Verify loop unrolling to force spilling in register allocator

Hello. I’m currently researching the register allocator and am trying to run a simple matrix multiplication c program in C. I like to unroll the inner loop using the clang pragma to force a spill from the register allocator.

My loops with the clang pragma are shown below

for( int i = 0; i < AROW; i++ ) {
        for( int j = 0; j < BCOL; j++ ) {

            result[i][j] = 0;

            #pragma clang loop unroll(32)
            for( int k = 0; k < ACOL; k++ ) {

                result[i][j] += arrA[i][k] * arrB[k][j];


My current build process is using clang to emit the llvm code (.ll file) and then create the .s file using llvm’s static compiler llc.
An example of these two commands is shown below.

$ clang -S -emit-llvm -O3 mat_mul.c
$ llc --regalloc greedy -debug-only=regalloc mat_mul.ll > mat_mul.out 2>&1

However, it doesn’t seem that my loop is actually getting unrolled. I was wondering if there was a way to verify that the loop is getting unrolled given my current workflow. If I didn’t explain anything correctly please let me know.



It is always helpful to provide the full program so the people that you ask do not have to write the context to test this out.

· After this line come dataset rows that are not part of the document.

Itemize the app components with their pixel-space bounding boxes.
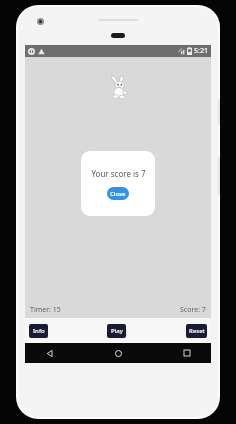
staticText: Play — [111, 327, 123, 335]
button[interactable]: Back — [41, 345, 57, 361]
button[interactable]: Reset — [186, 324, 207, 338]
staticText: Your score is 7 — [91, 168, 146, 179]
button[interactable]: Recents — [179, 345, 195, 361]
button[interactable]: Home — [110, 345, 126, 361]
staticText: Info — [33, 327, 45, 335]
staticText: Timer: 15 — [30, 305, 61, 315]
staticText: Score: 7 — [180, 305, 206, 315]
staticText: Close — [110, 190, 126, 198]
button[interactable]: Info — [29, 324, 48, 338]
button[interactable]: Close — [107, 187, 129, 200]
staticText: Reset — [189, 327, 205, 335]
staticText: 5:21 — [194, 46, 208, 56]
button[interactable]: Play — [107, 324, 126, 338]
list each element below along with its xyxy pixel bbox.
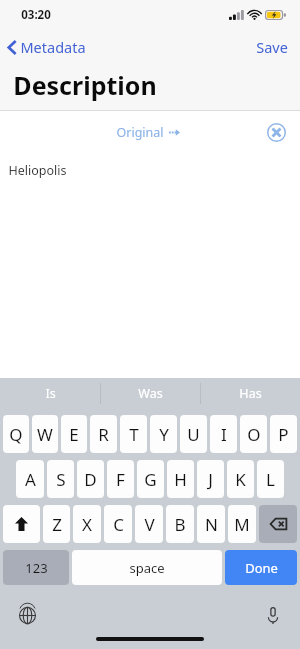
button[interactable]: F [107, 460, 134, 498]
staticText: Description [13, 68, 157, 102]
button[interactable]: Q [3, 415, 29, 453]
button[interactable]: Change keyboard [14, 602, 40, 628]
button[interactable]: K [227, 460, 254, 498]
button[interactable]: Metadata [0, 33, 94, 61]
button[interactable]: C [104, 505, 132, 543]
staticText: F [116, 468, 125, 491]
staticText: Save [256, 37, 288, 57]
button[interactable]: Z [43, 505, 70, 543]
staticText: E [69, 423, 79, 446]
staticText: I [221, 423, 227, 446]
staticText: Q [9, 423, 23, 446]
button[interactable]: P [270, 415, 297, 453]
button[interactable]: B [166, 505, 194, 543]
staticText: U [187, 423, 200, 446]
button[interactable]: Is [0, 378, 100, 409]
staticText: B [174, 513, 186, 536]
button[interactable]: V [135, 505, 163, 543]
button[interactable]: G [137, 460, 164, 498]
button[interactable]: Has [201, 378, 300, 409]
staticText: 03:20 [21, 7, 51, 23]
staticText: D [84, 468, 97, 491]
staticText: W [37, 423, 53, 446]
staticText: Has [239, 385, 262, 402]
staticText: S [56, 468, 66, 491]
button[interactable]: S [47, 460, 74, 498]
staticText: Original [116, 124, 164, 141]
staticText: Metadata [20, 37, 86, 57]
staticText: X [82, 513, 92, 536]
staticText: C [113, 513, 124, 536]
button[interactable]: Backspace [259, 505, 297, 543]
staticText: T [129, 423, 139, 446]
button[interactable]: Clear text [263, 119, 289, 145]
button[interactable]: T [120, 415, 147, 453]
button[interactable]: E [61, 415, 87, 453]
button[interactable]: R [90, 415, 117, 453]
staticText: Z [52, 513, 62, 536]
button[interactable]: Original [110, 120, 186, 145]
staticText: M [234, 513, 250, 536]
staticText: J [208, 468, 213, 491]
button[interactable]: M [228, 505, 256, 543]
staticText: Was [138, 385, 163, 402]
staticText: P [278, 423, 289, 446]
button[interactable]: N [197, 505, 225, 543]
staticText: O [247, 423, 261, 446]
button[interactable]: Shift [3, 505, 40, 543]
staticText: L [266, 468, 275, 491]
staticText: V [144, 513, 155, 536]
staticText: space [129, 559, 165, 577]
staticText: G [144, 468, 157, 491]
button[interactable]: Y [150, 415, 177, 453]
button[interactable]: Done [225, 550, 297, 585]
staticText: H [174, 468, 187, 491]
button[interactable]: H [167, 460, 194, 498]
button[interactable]: space [72, 550, 222, 585]
button[interactable]: A [16, 460, 44, 498]
button[interactable]: U [180, 415, 207, 453]
staticText: A [25, 468, 36, 491]
staticText: R [98, 423, 109, 446]
button[interactable]: L [257, 460, 284, 498]
button[interactable]: Was [101, 378, 200, 409]
button[interactable]: 123 [3, 550, 69, 585]
button[interactable]: X [73, 505, 101, 543]
button[interactable]: W [32, 415, 58, 453]
button[interactable]: Save [244, 32, 300, 62]
staticText: K [235, 468, 246, 491]
staticText: 123 [25, 559, 48, 577]
button[interactable]: J [197, 460, 224, 498]
staticText: Heliopolis [8, 162, 67, 179]
staticText: Y [159, 423, 169, 446]
button[interactable]: O [240, 415, 267, 453]
staticText: Done [245, 559, 278, 577]
staticText: N [205, 513, 218, 536]
button[interactable]: D [77, 460, 104, 498]
button[interactable]: I [210, 415, 237, 453]
staticText: Is [45, 385, 56, 402]
button[interactable]: Dictate [260, 602, 286, 628]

Also consider godbold links.

Trying this, I get:

<source>:7:39: error: invalid argument; expected 'enable', 'full' or 'disable'
    7 |             #pragma clang loop unroll(32)
      |                                       ^

After changing it to loop unroll_count(32), remarks show:

<source>:8:13: remark: unrolled loop by a factor of 32 with run-time trip count [-Rpass=loop-unroll]
    8 |             for( int k = 0; k < ACOL; k++ ) {
      |             ^
<source>:8:13: remark: unrolled loop by a factor of 32 with run-time trip count [-Rpass=loop-unroll]


Hi @jdoerfert. Thank you for the prompt response. I didn’t know of compiler explorer so I will definitely use that to write down my program there and see how it goes.